Surface temperature and air pressure are proximal and probabilistic causes of air temperature. They are Proximal causes because we can easily know the direct and immediate cause of something, but it’s very had to find the start point of the process. They are not determinate because everything has exception. Not every time when surface temperature increases and air pressure increases, air temperature increases.
Surface temperature and air pressure are related to air temperature because they are correlated with each other. Then, based on my knowledge, I think direction of influence should be surface temperature increase causes air temperature increase and air pressure increase causes air temperature increase. However, their relation is not isolate. Other factors also could cause air temperature to increase.

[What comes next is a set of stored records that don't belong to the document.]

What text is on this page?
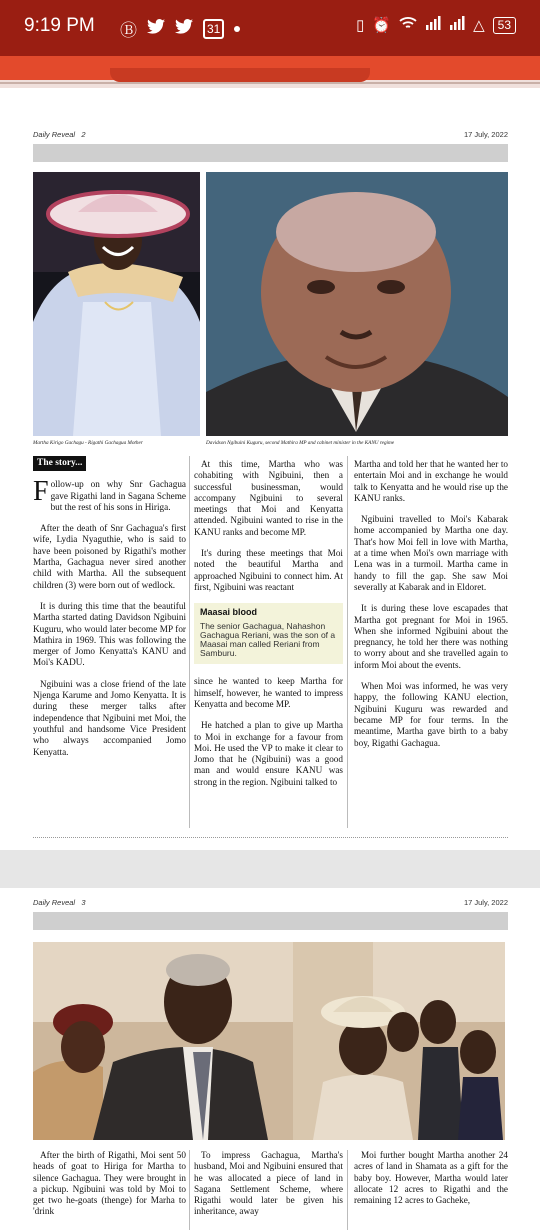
9:19 PM Ⓑ	31	▯ ⏰	△	53
Daily Reveal 2	17 July, 2022
Martha Kirigo Gachagu - Rigathi Gachagua Mother	Davidson Ngibuini Kuguru, second Mathira MP and cabinet minister in the KANU regime
The story...

Follow-up on why Snr Gachagua gave Rigathi land in Sagana Scheme but the rest of his sons in Hiriga.

After the death of Snr Gachagua's first wife, Lydia Nyaguthie, who is said to have been poisoned by Rigathi's mother Martha, Gachagua never sired another child with Martha. All the subsequent children (3) were born out of wedlock.

It is during this time that the beautiful Martha started dating Davidson Ngibuini Kuguru, who would later become MP for Mathira in 1969. This was following the merger of Jomo Kenyatta's KANU and Moi's KADU.

Ngibuini was a close friend of the late Njenga Karume and Jomo Kenyatta. It is during these merger talks after independence that Ngibuini met Moi, the youthful and handsome Vice President who always accompanied Jomo Kenyatta.

At this time, Martha who was cohabiting with Ngibuini, then a successful businessman, would accompany Ngibuini to several meetings that Moi and Kenyatta attended. Ngibuini wanted to rise in the KANU ranks and become MP.

It's during these meetings that Moi noted the beautiful Martha and approached Ngibuini to connect him. At first, Ngibuini was reactant

Maasai blood
The senior Gachagua, Nahashon Gachagua Reriani, was the son of a Maasai man called Reriani from Samburu.

since he wanted to keep Martha for himself, however, he wanted to impress Kenyatta and become MP.

He hatched a plan to give up Martha to Moi in exchange for a favour from Moi. He used the VP to make it clear to Jomo that he (Ngibuini) was a good man and would ensure KANU was strong in the region. Ngibuini talked to

Martha and told her that he wanted her to entertain Moi and in exchange he would talk to Kenyatta and he would rise up the KANU ranks.

Ngibuini travelled to Moi's Kabarak home accompanied by Martha one day. That's how Moi fell in love with Martha, at a time when Moi's own marriage with Lena was in a turmoil. Martha came in handy to fill the gap. She saw Moi severally at Kabarak and in Eldoret.

It is during these love escapades that Martha got pregnant for Moi in 1965. When she informed Ngibuini about the pregnancy, he told her there was nothing to worry about and she travelled again to inform Moi about the events.

When Moi was informed, he was very happy, the following KANU election, Ngibuini Kuguru was rewarded and became MP for four terms. In the meantime, Martha gave birth to a baby boy, Rigathi Gachagua.

Daily Reveal 3	17 July, 2022

After the birth of Rigathi, Moi sent 50 heads of goat to Hiriga for Martha to silence Gachagua. They were brought in a pickup. Ngibuini was told by Moi to get two he-goats (thenge) for Marha to 'drink

To impress Gachagua, Martha's husband, Moi and Ngibuini ensured that he was allocated a piece of land in Sagana Settlement Scheme, where Rigathi would later be given his inheritance, away

Moi further bought Martha another 24 acres of land in Shamata as a gift for the baby boy. However, Martha would later allocate 12 acres to Rigathi and the remaining 12 acres to Gacheke,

r2 <- summary(lm2)$r.squared
f2 <- r2/(1-r2)
My dataset is very larget. So, it may be waste time to do the regression with the whole data and also could increase the probability of Type I error. So, I need to reduce the sample size.
First, I choose to use f2 = 2.36, alpha = 0.05, beta = 0.8, and 2 predictor to compute sample size in G * power. G * Power shows that I only need 8 observations to do the regression. So, I think I’d better choose to use rule of thumb and decided to use f2 = 0.02 in my project. G * power computed that I need to have 485 observasions.
lm3 <- lm(surftemp~pressure)
R2 <- summary(lm3)$r.squared
plot(pressure,surftemp, pch = 21, bg = 'blue', main = "surface temperature vs air pressure", xlab = "surface temperature", ylab = "air pressure")
Tolerance <- 1-R2
Independent variables in my model have collinearity, but they are not perfect collinearity. According to the correlation matrix, their correlation is 0.317. Then, looking at the plot, I think IVs are not high correlated. In addition, R^2 is 0.1551 for using surface temperature as IV and air pressure as DV. Tolerance is 0.8994047. So, IVs in my model don’t have high collinearity.
I think my model have measurement error. Because we can’t measure any variable perfectly. There is attenuation of correlation. The correlation we compute is lower than the actual correlation. Measurement error is hard to avoid and is very dangerous.